Too often, investors choose their investments based on whether there is a natural income such as interest, dividends from their securities.
Due to their greed, or their high lifestyle desire, they may chase for investments such as YieldMAX funds, options writing strategy, high dividend individual stocks that have high natural income.
When I design Daedalus, it is meant as a potential high yield income strategy. The investments in the portfolio, if they hit median or optimistic returns, can allow me to spend 8-10% initial from $1,500,000 if inflation is reasonable with no problems.
And all the ETFs are accumulating funds which means they don’t give natural income.
High income does not always come from investments from high natural income.
And many struggle to see it.
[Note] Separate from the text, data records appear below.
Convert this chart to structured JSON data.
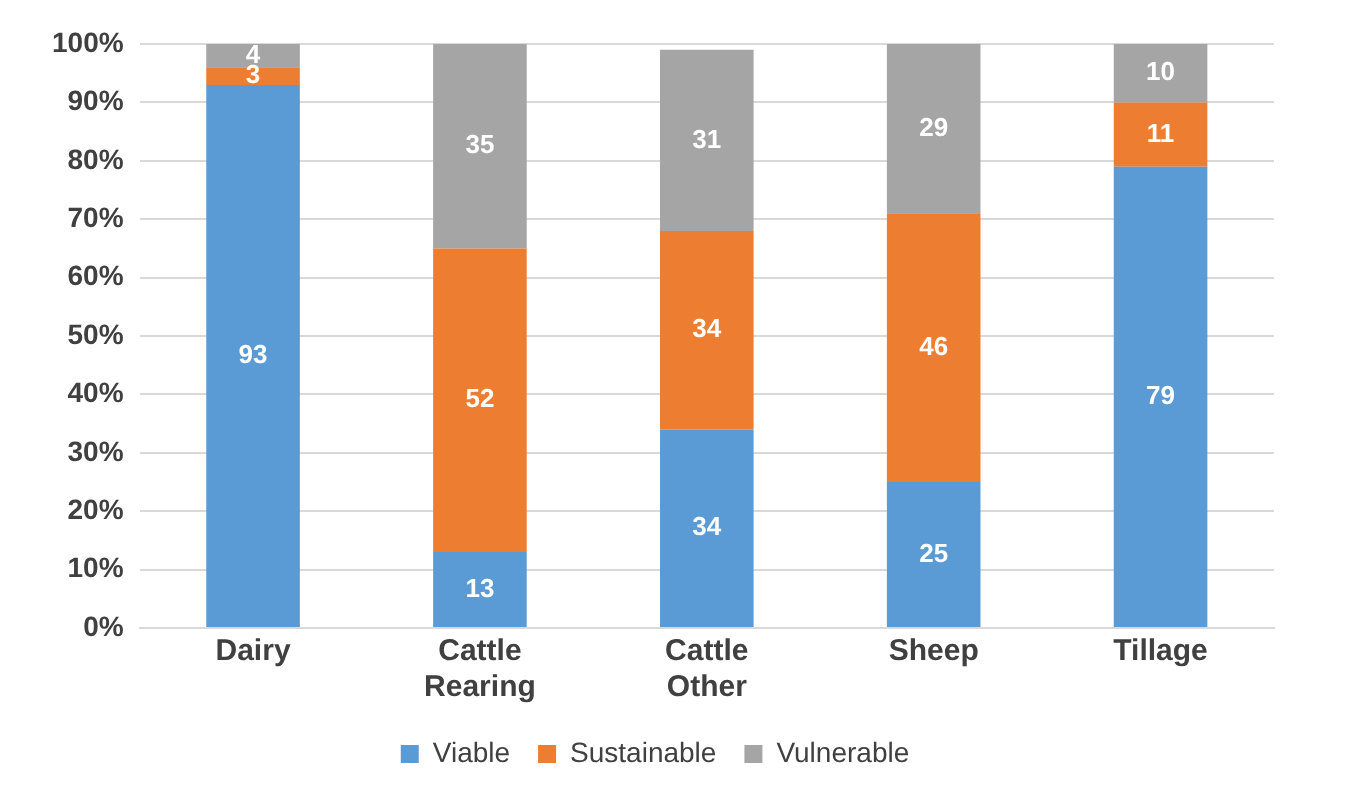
{
  "chart_data": {
    "type": "bar",
    "stacked": true,
    "categories": [
      "Dairy",
      "Cattle\nRearing",
      "Cattle\nOther",
      "Sheep",
      "Tillage"
    ],
    "series": [
      {
        "name": "Viable",
        "color": "#5b9bd5",
        "values": [
          93,
          13,
          34,
          25,
          79
        ]
      },
      {
        "name": "Sustainable",
        "color": "#ed7d31",
        "values": [
          3,
          52,
          34,
          46,
          11
        ]
      },
      {
        "name": "Vulnerable",
        "color": "#a5a5a5",
        "values": [
          4,
          35,
          31,
          29,
          10
        ]
      }
    ],
    "ylim": [
      0,
      100
    ],
    "yticks": [
      {
        "value": 0,
        "label": "0%"
      },
      {
        "value": 10,
        "label": "10%"
      },
      {
        "value": 20,
        "label": "20%"
      },
      {
        "value": 30,
        "label": "30%"
      },
      {
        "value": 40,
        "label": "40%"
      },
      {
        "value": 50,
        "label": "50%"
      },
      {
        "value": 60,
        "label": "60%"
      },
      {
        "value": 70,
        "label": "70%"
      },
      {
        "value": 80,
        "label": "80%"
      },
      {
        "value": 90,
        "label": "90%"
      },
      {
        "value": 100,
        "label": "100%"
      }
    ],
    "grid": "y",
    "legend": "bottom",
    "data_labels": true
  }
}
Perhaps it is a psychological thing.
I start off with 2%, because the future is unknowable and we are doing forward planning, on a financial goal that we don’t want it to fail. If you are the kind that are so happy to stop work, then 10 years later can come out to find work when markets are so bad, you use very optimistic recommended income assumptions, then you can start with 8-10%.
But I use 2%, based on my research and my comfort zone.
In a way, I detach the planning from the natural income of the investments.
This will force you to consider if you aren’t constrain by natural income, then what would you invest in.